7. A method for feature enhancement of distant small target point cloud data based on an attention mechanism according to claim 6, characterized in that, The process involves fusing multi-scale semantic voxel features and enhanced distant small target point cloud features to obtain the final fused features, which are then used to refine the initial target classification and candidate region anchor boxes to obtain detection results. The specific path is as follows: To fuse multi-scale semantic voxel features and enhanced far-small target point cloud features, the multi-scale semantic voxel feature map and the enhanced far-small target point cloud features are first input into a convolutional layer, and then passed to a top-down path. The feature map is upsampled by deconvolution and connected to the feature map from the convolutional layer. Then the feature maps from the top-down path are transformed to the same size and merged by stacking to obtain the fused features. Finally, the detection results are generated using two 1×1 convolutional layers.
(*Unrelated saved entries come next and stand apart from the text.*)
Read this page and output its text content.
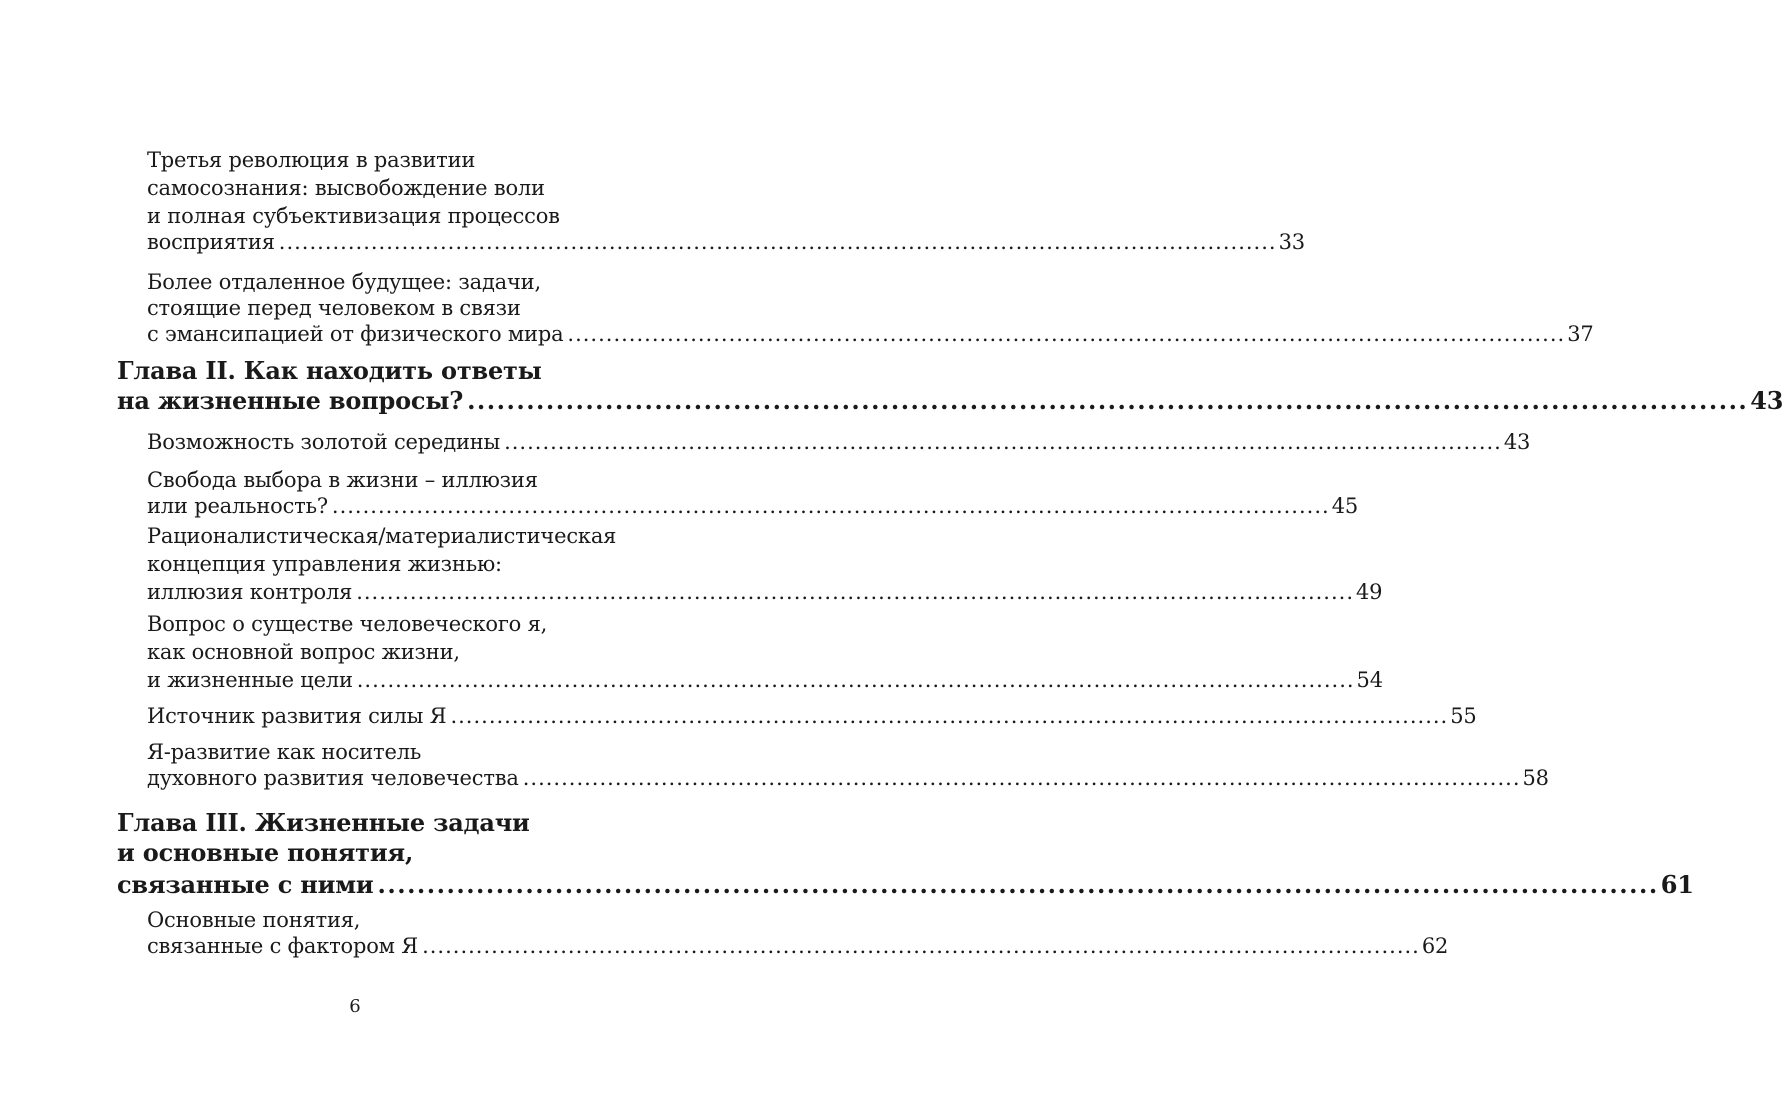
Третья революция в развитии
самосознания: высвобождение воли
и полная субъективизация процессов
восприятия .................................................................................................................................. 33
Более отдаленное будущее: задачи,
стоящие перед человеком в связи
с эмансипацией от физического мира .................................................................................................................................. 37
Глава II. Как находить ответы
на жизненные вопросы? .................................................................................................................................. 43
Возможность золотой середины .................................................................................................................................. 43
Свобода выбора в жизни – иллюзия
или реальность? .................................................................................................................................. 45
Рационалистическая/материалистическая
концепция управления жизнью:
иллюзия контроля .................................................................................................................................. 49
Вопрос о существе человеческого я,
как основной вопрос жизни,
и жизненные цели .................................................................................................................................. 54
Источник развития силы Я .................................................................................................................................. 55
Я-развитие как носитель
духовного развития человечества .................................................................................................................................. 58
Глава III. Жизненные задачи
и основные понятия,
связанные с ними .................................................................................................................................. 61
Основные понятия,
связанные с фактором Я .................................................................................................................................. 62
6
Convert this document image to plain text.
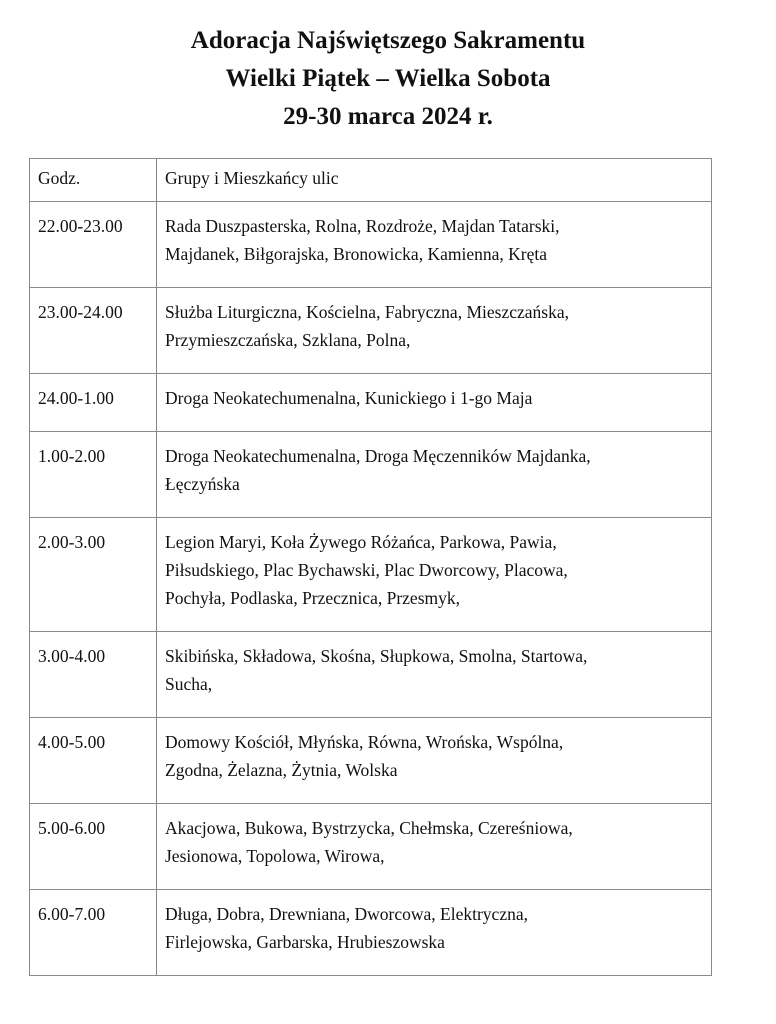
Adoracja Najświętszego Sakramentu
Wielki Piątek – Wielka Sobota
29-30 marca 2024 r.
Godz.	Grupy i Mieszkańcy ulic
22.00-23.00	Rada Duszpasterska, Rolna, Rozdroże, Majdan Tatarski,
Majdanek, Biłgorajska, Bronowicka, Kamienna, Kręta

23.00-24.00	Służba Liturgiczna, Kościelna, Fabryczna, Mieszczańska,
Przymieszczańska, Szklana, Polna,

24.00-1.00	Droga Neokatechumenalna, Kunickiego i 1-go Maja

1.00-2.00	Droga Neokatechumenalna, Droga Męczenników Majdanka,
Łęczyńska

2.00-3.00	Legion Maryi, Koła Żywego Różańca, Parkowa, Pawia,
Piłsudskiego, Plac Bychawski, Plac Dworcowy, Placowa,
Pochyła, Podlaska, Przecznica, Przesmyk,

3.00-4.00	Skibińska, Składowa, Skośna, Słupkowa, Smolna, Startowa,
Sucha,

4.00-5.00	Domowy Kościół, Młyńska, Równa, Wrońska, Wspólna,
Zgodna, Żelazna, Żytnia, Wolska

5.00-6.00	Akacjowa, Bukowa, Bystrzycka, Chełmska, Czereśniowa,
Jesionowa, Topolowa, Wirowa,

6.00-7.00	Długa, Dobra, Drewniana, Dworcowa, Elektryczna,
Firlejowska, Garbarska, Hrubieszowska
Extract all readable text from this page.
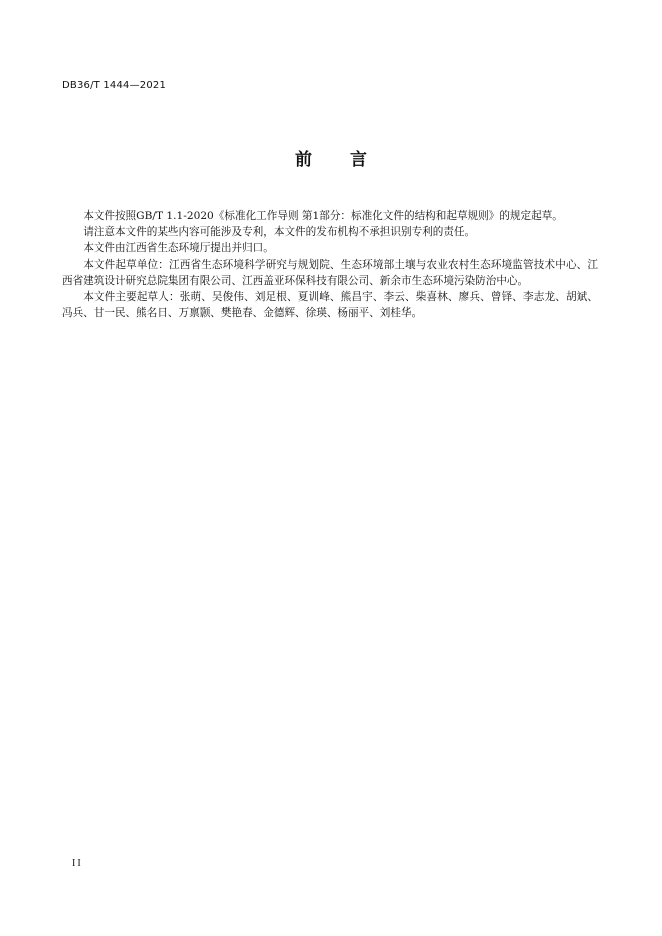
DB36/T 1444—2021
前言

本文件按照GB/T 1.1-2020《标准化工作导则 第1部分：标准化文件的结构和起草规则》的规定起草。

请注意本文件的某些内容可能涉及专利，本文件的发布机构不承担识别专利的责任。

本文件由江西省生态环境厅提出并归口。

本文件起草单位：江西省生态环境科学研究与规划院、生态环境部土壤与农业农村生态环境监管技术中心、江西省建筑设计研究总院集团有限公司、江西盖亚环保科技有限公司、新余市生态环境污染防治中心。

本文件主要起草人：张萌、吴俊伟、刘足根、夏训峰、熊昌宇、李云、柴喜林、廖兵、曾铎、李志龙、胡斌、冯兵、甘一民、熊名日、万禀颢、樊艳春、金德辉、徐瑛、杨丽平、刘桂华。

II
8. A computer device, the device comprising: At least one processor; as well as, A memory communicatively connected to the at least one processor; wherein the memory stores instructions executable by the at least one processor, the instructions being executed by the at least one processor to implement the method according to any one of claims 1 to 7.
9. A computer-readable storage medium storing computer-executable instructions, characterized in that, The computer-executable instructions are set as follows: When the computer-executable instructions are executed by a processor, they enable the implementation of the method described in any one of claims 1 to 7.